Interactive example:

![Screenshot the `mudus scan` TUI](https://raw.githubusercontent.com/TormodLandet/mudus/main/docs/figures/MudusScanApp.svg)


### Viewing the disk-usage database

Use the `mudus` command (short for `mudus view`) to show your disk usage and drill down into sub-directories to figure out where you have forgotten to clean out a closed project on a shared drive or something like that. You can navigate by the arrow keys or enter directories by pressing `Enter`. The `q` key will quit the program.

Example of the Textual-based TUI:

![Screenshot the `mudus view` TUI](https://raw.githubusercontent.com/TormodLandet/mudus/main/docs/figures/MudusViewApp.svg)


## Installation

You can install and run mudus directly with `pipx mudus` or `uvx mudus` if you have `pipx` or `uv` installed.
You can also `pip install mudus` and launch it as `python -m mudus`.


## Alternatives

There are many great alternatives to `mudus` if you are on a single-user system, or you do not care about who owns the files, just the overall disk usage. One fast and easy tool is [`dua interactive`](https://github.com/Byron/dua-cli) which integrates the `scan` and `view` commands. It spins up a bunch of threads to quickly wakl the file system, so it can be unpopular on shared HPC systems where hammering the shared storage servers whenever you feel like it may not be the best idea.


## Roadmap

The following items are on the `mudus` development roadmap:

* **Show group instead of user**: You may want to see the disk usage for a given group instead of a given user. This should be a relatively small addition.

* **Deeper file-system integration**: `mudus` has support for pluggable disk scanners. Currently the Python `scandir` method is the only implementation, but deeper integration into relevant file systems (BeeGFS Hive??) may speed up the file-system scan and reduce the load on metadata servers etc.


## License, Copyright, and Contributing

`mudus` is (c) Tormod Landet, [DNV](https://www.dnv.com/maritime/advisory/), and released under an Apache 2.0 license. It was developed to help manage our internal HPC resources at DNV and is not an official DNV tool and comes with absolutely no waranty, support, or guarantees of any kind. Use at your own risk.

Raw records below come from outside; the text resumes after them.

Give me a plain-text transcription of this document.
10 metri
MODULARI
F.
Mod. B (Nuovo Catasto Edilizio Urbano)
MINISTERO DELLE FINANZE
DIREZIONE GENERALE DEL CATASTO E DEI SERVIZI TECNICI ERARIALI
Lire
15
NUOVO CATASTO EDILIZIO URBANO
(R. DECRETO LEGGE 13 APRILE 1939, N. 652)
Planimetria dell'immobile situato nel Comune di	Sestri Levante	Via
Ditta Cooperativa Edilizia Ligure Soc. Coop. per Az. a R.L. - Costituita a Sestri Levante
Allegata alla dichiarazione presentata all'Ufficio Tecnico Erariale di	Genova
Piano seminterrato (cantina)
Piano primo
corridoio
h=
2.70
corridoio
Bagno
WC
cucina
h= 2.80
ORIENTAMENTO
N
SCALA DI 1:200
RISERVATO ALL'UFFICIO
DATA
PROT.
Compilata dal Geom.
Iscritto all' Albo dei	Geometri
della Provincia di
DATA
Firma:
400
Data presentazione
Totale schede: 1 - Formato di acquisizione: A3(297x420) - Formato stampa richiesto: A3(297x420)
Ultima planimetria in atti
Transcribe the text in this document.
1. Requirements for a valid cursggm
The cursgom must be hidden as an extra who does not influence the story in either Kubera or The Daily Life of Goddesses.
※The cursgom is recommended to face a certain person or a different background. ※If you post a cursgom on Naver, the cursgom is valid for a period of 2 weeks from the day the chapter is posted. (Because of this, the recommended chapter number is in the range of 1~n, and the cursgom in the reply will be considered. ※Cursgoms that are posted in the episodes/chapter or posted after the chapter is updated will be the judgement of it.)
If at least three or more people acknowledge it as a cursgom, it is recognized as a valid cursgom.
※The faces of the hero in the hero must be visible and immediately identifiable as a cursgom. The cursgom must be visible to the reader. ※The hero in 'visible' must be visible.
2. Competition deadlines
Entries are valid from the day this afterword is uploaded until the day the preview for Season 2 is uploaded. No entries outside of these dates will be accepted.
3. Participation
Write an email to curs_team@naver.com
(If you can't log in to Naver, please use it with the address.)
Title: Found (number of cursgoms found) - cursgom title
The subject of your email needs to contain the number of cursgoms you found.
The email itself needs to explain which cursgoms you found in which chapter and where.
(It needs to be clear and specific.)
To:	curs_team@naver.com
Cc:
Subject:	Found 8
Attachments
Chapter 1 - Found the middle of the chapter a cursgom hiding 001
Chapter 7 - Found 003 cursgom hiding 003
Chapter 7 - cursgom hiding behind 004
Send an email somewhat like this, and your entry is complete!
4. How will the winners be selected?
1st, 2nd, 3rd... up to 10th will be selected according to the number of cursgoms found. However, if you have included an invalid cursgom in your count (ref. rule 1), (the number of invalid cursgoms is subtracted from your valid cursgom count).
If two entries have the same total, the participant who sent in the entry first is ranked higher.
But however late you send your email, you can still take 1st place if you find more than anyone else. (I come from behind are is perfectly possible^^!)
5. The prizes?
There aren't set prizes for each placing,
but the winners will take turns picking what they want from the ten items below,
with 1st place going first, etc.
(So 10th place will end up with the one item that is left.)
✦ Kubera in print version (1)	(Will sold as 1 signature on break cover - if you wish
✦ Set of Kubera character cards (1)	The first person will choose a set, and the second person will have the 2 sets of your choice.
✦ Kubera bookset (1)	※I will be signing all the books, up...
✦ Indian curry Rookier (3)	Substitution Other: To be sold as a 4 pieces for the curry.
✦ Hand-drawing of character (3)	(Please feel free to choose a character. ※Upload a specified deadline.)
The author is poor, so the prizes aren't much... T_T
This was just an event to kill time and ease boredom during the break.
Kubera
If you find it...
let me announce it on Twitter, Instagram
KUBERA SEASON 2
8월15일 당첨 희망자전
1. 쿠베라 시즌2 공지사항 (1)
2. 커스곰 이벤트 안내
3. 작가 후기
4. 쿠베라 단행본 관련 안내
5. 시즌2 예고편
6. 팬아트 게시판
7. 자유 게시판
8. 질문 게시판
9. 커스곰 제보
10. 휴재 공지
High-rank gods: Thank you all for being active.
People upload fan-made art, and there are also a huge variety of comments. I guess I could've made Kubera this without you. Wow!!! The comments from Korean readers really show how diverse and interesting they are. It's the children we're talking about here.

Issues and pull requests are welcome, but beware that any replies will come when I have time at work, which may be next week or next year depending on how busy it is and how far down on the list of priorities such a relatively niche tool is at the moment (probably quite far down...).
I write this not to discourage contributions or bug reports, but please do not be sad if I take a while to reply!